Paciente remitido a consulta tras un episodio de infección urinaria, con un PSA de 380. Previamente refería un síndrome prostático discreto y, a la exploración, la próstata era grande y de consistencia aumentada en ambos lóbulos. Como antecedentes personales destacaban hipertensión arterial e hiperuricemia. Ante los datos clínicos se realizó biopsia prostática guiada por ecografía transrectal y gammagrafía ósea.
La biopsia confirmó un adenocarcinoma prostático acinar grado III de MDA (Gleason 4+4) en todos los cilindros obtenidos de ambos lóbulos. La gammagrafía ósea mostró un foco hipercaptador sugestivo de metástasis en isquion derecho.
Ante el diagnóstico de adenocarcinoma de próstata metastásico se inició tratamiento con flutamida y triptorelina trimestral. El PSA descendió hasta 0,17 a los ocho meses, pero fue necesario sustituir la flutamida por ciproterona debido a elevación de enzimas hepáticas, que posteriormente se normalizaron. El paciente mantuvo un PSA estable en torno a 0,10 durante dos años, tras los cuales comenzó a elevarse pese a la suspensión del antiandrógeno y posteriormente de la triptorelina, iniciándose tratamiento con estramustina.

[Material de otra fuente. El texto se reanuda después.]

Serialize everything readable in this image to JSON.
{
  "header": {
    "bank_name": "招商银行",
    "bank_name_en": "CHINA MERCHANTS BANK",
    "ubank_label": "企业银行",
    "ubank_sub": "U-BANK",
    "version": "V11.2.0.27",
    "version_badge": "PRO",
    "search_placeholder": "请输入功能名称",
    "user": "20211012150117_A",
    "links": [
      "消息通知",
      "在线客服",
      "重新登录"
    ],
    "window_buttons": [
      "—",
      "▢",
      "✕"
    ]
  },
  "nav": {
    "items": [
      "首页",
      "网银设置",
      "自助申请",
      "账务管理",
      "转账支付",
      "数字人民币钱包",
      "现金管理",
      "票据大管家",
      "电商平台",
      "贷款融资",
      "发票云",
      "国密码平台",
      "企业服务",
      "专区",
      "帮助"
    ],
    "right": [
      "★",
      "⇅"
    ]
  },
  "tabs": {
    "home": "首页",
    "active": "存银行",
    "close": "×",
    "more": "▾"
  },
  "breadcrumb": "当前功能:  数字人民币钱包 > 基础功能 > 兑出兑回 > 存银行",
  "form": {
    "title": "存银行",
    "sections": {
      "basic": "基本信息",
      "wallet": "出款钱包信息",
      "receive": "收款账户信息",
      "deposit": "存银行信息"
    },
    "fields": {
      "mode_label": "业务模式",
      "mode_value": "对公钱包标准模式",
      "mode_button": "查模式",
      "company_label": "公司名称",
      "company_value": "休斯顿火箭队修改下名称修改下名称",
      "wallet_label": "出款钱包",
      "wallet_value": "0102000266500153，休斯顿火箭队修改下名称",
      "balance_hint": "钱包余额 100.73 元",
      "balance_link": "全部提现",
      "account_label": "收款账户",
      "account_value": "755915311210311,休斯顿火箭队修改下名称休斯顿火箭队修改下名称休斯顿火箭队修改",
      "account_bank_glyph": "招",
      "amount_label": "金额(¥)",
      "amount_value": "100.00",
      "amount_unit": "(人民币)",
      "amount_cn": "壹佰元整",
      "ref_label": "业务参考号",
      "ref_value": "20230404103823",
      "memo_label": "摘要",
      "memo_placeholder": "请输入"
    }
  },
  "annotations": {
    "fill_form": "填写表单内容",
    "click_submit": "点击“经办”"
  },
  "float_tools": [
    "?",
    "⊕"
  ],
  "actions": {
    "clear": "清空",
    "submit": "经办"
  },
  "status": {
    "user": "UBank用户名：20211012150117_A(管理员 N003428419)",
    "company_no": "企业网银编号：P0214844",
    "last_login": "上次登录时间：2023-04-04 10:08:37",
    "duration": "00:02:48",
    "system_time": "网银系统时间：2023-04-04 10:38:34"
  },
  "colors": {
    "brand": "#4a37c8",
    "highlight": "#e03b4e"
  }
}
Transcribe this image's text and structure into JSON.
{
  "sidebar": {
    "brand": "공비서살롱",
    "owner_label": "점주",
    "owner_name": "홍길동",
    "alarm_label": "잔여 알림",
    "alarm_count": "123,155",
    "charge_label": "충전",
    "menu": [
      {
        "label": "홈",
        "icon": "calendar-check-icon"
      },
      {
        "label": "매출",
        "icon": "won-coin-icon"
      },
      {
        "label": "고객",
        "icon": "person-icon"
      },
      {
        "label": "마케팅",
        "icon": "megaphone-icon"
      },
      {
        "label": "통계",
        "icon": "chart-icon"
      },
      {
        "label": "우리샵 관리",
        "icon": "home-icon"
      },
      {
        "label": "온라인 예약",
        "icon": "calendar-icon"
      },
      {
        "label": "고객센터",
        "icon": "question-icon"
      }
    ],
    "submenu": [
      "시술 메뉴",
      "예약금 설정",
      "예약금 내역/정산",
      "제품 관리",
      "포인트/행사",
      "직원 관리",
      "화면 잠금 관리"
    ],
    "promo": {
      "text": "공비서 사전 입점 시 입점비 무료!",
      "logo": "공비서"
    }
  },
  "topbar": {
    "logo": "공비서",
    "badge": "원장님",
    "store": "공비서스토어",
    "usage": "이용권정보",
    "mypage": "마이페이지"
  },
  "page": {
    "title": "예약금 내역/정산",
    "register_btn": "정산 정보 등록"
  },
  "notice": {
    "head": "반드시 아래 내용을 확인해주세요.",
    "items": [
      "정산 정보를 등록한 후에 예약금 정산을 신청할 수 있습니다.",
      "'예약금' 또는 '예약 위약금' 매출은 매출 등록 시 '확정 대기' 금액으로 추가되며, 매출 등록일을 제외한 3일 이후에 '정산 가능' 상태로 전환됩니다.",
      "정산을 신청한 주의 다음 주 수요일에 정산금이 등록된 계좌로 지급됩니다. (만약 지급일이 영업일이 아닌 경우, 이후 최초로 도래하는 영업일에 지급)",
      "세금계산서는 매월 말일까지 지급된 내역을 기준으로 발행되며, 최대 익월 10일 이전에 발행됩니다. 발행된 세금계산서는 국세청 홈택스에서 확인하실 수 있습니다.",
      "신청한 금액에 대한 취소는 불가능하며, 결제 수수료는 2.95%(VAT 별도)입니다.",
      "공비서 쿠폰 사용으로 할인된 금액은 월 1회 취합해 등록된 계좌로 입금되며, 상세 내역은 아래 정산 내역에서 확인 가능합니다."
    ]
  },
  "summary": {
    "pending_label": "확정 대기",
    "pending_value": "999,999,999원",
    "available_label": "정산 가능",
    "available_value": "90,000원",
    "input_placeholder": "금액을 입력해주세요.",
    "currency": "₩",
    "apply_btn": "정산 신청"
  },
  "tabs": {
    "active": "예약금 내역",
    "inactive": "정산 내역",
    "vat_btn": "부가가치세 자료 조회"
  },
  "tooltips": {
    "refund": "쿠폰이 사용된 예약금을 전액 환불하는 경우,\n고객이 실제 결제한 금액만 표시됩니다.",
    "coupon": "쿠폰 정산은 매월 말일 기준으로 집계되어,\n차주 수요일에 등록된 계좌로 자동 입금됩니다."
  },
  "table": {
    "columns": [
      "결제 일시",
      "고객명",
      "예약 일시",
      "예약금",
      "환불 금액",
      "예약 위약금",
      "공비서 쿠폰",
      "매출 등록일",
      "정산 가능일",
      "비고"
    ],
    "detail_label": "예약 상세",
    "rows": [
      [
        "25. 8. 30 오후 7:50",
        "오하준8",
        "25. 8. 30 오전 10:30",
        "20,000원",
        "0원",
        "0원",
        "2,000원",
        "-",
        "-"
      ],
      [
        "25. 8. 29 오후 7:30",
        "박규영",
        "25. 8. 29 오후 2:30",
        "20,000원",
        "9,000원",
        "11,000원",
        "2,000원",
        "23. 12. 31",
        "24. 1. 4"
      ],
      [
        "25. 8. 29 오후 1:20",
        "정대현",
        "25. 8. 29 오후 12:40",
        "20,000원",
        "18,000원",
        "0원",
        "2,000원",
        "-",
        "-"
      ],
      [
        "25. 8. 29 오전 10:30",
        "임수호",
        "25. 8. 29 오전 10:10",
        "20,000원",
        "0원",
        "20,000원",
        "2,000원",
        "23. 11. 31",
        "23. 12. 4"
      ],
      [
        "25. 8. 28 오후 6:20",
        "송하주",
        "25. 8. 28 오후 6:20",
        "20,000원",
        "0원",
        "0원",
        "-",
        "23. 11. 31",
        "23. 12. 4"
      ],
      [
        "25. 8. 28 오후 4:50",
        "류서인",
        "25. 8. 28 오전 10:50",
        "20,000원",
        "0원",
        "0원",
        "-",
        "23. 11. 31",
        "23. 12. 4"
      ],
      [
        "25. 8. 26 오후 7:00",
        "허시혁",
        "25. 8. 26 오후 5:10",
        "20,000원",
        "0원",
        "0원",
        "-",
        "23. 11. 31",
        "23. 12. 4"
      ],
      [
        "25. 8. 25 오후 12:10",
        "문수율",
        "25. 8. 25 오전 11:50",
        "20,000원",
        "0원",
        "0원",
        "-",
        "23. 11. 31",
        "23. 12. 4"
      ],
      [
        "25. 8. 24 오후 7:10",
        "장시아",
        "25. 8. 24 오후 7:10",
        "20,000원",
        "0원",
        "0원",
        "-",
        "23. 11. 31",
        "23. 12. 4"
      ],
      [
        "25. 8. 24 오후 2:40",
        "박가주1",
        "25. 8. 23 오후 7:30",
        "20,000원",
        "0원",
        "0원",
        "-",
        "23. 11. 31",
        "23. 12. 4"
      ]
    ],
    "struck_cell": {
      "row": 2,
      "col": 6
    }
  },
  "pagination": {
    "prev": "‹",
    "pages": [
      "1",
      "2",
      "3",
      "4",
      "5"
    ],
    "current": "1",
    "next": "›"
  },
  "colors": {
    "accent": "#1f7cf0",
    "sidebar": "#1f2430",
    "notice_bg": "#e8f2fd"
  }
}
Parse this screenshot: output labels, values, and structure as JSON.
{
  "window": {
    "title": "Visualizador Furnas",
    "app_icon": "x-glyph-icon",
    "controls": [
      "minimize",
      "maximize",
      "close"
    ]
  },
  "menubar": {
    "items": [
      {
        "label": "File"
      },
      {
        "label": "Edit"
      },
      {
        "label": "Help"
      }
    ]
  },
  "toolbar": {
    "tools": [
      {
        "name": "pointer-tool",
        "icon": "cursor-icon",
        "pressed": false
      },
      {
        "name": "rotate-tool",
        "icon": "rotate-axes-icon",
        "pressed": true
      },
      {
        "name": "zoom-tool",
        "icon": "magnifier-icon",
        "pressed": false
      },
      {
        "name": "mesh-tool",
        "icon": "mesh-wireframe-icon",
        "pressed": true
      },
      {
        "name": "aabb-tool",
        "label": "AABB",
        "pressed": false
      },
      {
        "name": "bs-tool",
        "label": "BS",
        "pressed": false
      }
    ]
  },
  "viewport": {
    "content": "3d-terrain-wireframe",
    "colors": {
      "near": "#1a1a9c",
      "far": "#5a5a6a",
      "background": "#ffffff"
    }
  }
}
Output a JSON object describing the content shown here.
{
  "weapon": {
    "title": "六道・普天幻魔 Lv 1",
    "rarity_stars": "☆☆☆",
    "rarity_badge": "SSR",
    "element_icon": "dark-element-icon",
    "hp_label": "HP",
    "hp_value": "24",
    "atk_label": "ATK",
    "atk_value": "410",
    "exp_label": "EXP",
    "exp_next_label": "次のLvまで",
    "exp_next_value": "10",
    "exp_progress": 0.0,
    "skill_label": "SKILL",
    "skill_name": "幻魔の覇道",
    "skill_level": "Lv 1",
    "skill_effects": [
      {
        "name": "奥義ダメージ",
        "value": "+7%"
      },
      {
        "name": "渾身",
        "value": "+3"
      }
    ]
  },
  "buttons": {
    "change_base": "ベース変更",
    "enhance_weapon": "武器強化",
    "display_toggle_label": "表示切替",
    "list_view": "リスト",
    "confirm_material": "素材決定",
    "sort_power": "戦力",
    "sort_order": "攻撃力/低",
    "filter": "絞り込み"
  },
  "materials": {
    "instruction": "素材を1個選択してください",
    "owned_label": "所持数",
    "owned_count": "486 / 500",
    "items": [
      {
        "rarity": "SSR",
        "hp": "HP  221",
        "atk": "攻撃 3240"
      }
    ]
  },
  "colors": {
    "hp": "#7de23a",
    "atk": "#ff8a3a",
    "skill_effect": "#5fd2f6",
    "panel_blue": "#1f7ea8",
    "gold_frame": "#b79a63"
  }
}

Cuatro años después del diagnóstico, con un PSA de 387, se observó elevación de la fosfatasa alcalina ósea y en la radiografía simple de pelvis se evidenciaron metástasis osteoblásticas, comenzando el paciente con dolores óseos diseminados e ictericia. En ese momento se inició tratamiento con zoledronato cálcico y vitamina D, suspendiéndose la estramustina. Durante los tres años siguientes el PSA continuó elevándose hasta alcanzar 7.385. El tratamiento fue variando con antiandrógenos, análogo de LHRH, estramustina y finalmente ketoconazol. El paciente recibió varios ciclos de zoledronato coincidiendo con episodios de dolor óseo, que cedían con antiinflamatorios no esteroideos.
A los ocho años del diagnóstico, el paciente presentó edema sin fóvea hasta las caderas y, en la ingle derecha, nódulos cutáneos duros sugestivos de metástasis cutáneas de adenocarcinoma de próstata. Un mes después se realizó un TAC torácico por sospecha de tumor de Pancoast, que mostró adenopatías mediastínicas e hiliares derechas, múltiples lesiones nodulares en el parénquima pulmonar sugestivas de metástasis y derrame pleural derecho.
Tres meses más tarde acudió a urgencias por dolor lumbar irradiado a la extremidad inferior derecha, de difícil control con la analgesia pautada, asociado a disnea. Al ingreso presentaba anemia, precisando transfusión de dos concentrados de hematíes, y un PSA de 26.840. Horas después desarrolló un cuadro de dificultad respiratoria y falleció.